Apartment complexes sometimes show renters model units because the actual unit the tenant will occupy is being renovated or cleaned, or is currently housing another tenant. You have a right to know what you're paying for, and if the apartment you end up renting is substantially different from the one you were promised, this could void your lease. Because leasing an apartment is a voluntary agreement, though, you have no specific right to see your apartment before paying. You might have to decide whether you want to rent an apartment without seeing it first.
Leasing an apartment is a voluntary endeavor, and this means that you and the landlord mutually agree to the lease terms. If the apartment you want is currently occupied, both you and the landlord have a right to forgo viewing the apartment and see a similar unit instead. You can't force a potential landlord to show you an occupied apartment, but you can decide that you don't want to rent from someone who doesn't want to show you the actual unit.
Your apartment lease is a legally binding contract. This means that if your lease promises one type of apartment -- such as one with two bedrooms or granite countertops -- and you end up with a completely different apartment, your landlord has breached the contract.
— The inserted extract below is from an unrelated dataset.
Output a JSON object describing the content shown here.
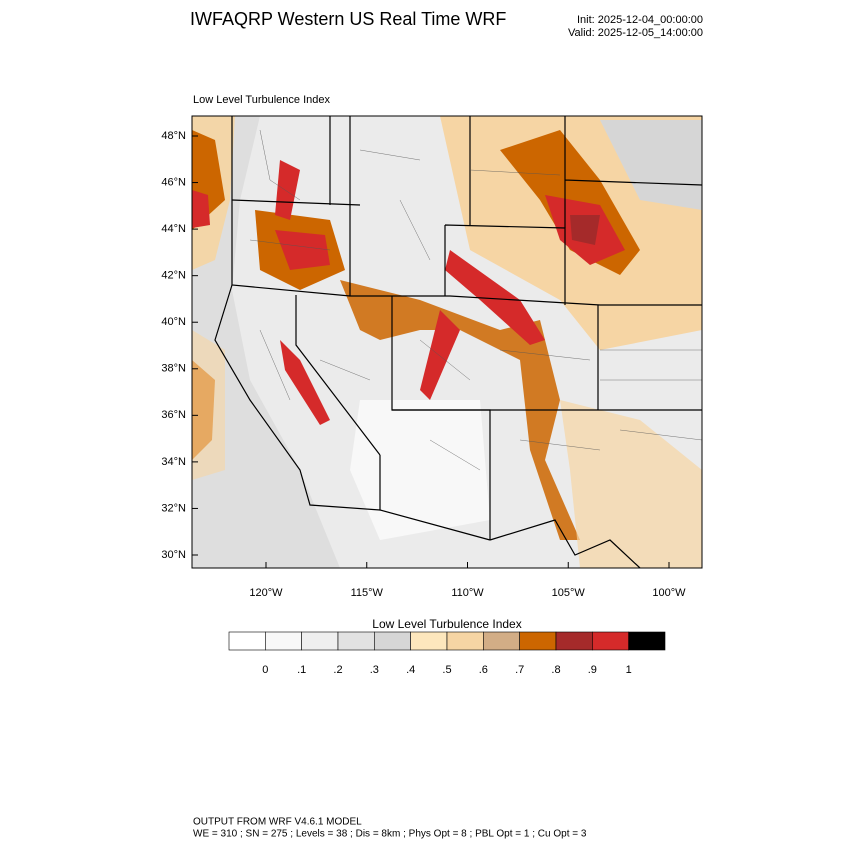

Similarly, apartments must be in habitable, safe condition and your landlord is legally required to fix broken items. State laws about what must be fixed and how long a landlord has to fix it vary. If your apartment is not ready for you to move in due to broken fixtures or similar problems, you can opt not to enact the lease agreement.
Voiding a Lease
If your landlord presents you with an apartment that is significantly different from what you were promised, this could void the lease. Ask your landlord, in writing, to provide you with an apartment that matches the lease agreement. If he refuses to do so, notify him that he has voided the lease and that you will not be moving in. If your landlord refuses to give back your deposit, you can sue him in small claims court.
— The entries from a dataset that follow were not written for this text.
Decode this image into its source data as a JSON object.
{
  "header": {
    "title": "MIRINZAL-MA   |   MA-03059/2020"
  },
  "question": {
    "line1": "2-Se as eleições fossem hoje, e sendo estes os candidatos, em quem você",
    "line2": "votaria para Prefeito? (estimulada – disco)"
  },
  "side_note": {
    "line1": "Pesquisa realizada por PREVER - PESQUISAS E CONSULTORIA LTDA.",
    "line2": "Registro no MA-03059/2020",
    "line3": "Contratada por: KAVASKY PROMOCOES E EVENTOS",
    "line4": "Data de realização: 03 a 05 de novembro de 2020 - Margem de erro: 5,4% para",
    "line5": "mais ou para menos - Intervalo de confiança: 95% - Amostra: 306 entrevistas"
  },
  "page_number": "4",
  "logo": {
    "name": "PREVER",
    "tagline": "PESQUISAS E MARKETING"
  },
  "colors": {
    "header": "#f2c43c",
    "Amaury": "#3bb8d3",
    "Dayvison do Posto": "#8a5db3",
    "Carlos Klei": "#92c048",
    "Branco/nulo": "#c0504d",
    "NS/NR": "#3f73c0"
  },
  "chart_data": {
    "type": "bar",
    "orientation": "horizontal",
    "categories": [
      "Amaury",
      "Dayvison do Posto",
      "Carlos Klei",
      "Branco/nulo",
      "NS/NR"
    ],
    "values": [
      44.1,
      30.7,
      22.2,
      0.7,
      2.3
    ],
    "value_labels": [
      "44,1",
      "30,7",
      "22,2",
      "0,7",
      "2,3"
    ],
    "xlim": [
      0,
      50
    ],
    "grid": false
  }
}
When you first move into your apartment, you have a right to conduct a walk-through along with your landlord. Make a note of any broken items, and be sure to take pictures. Then have your landlord sign the walk-through. This ensures that you aren't blamed for pre-existing damage, and gives you an opportunity to make a note of any items that need to be repaired. Your landlord is not legally obligated to allow a walk-through until the day you move in.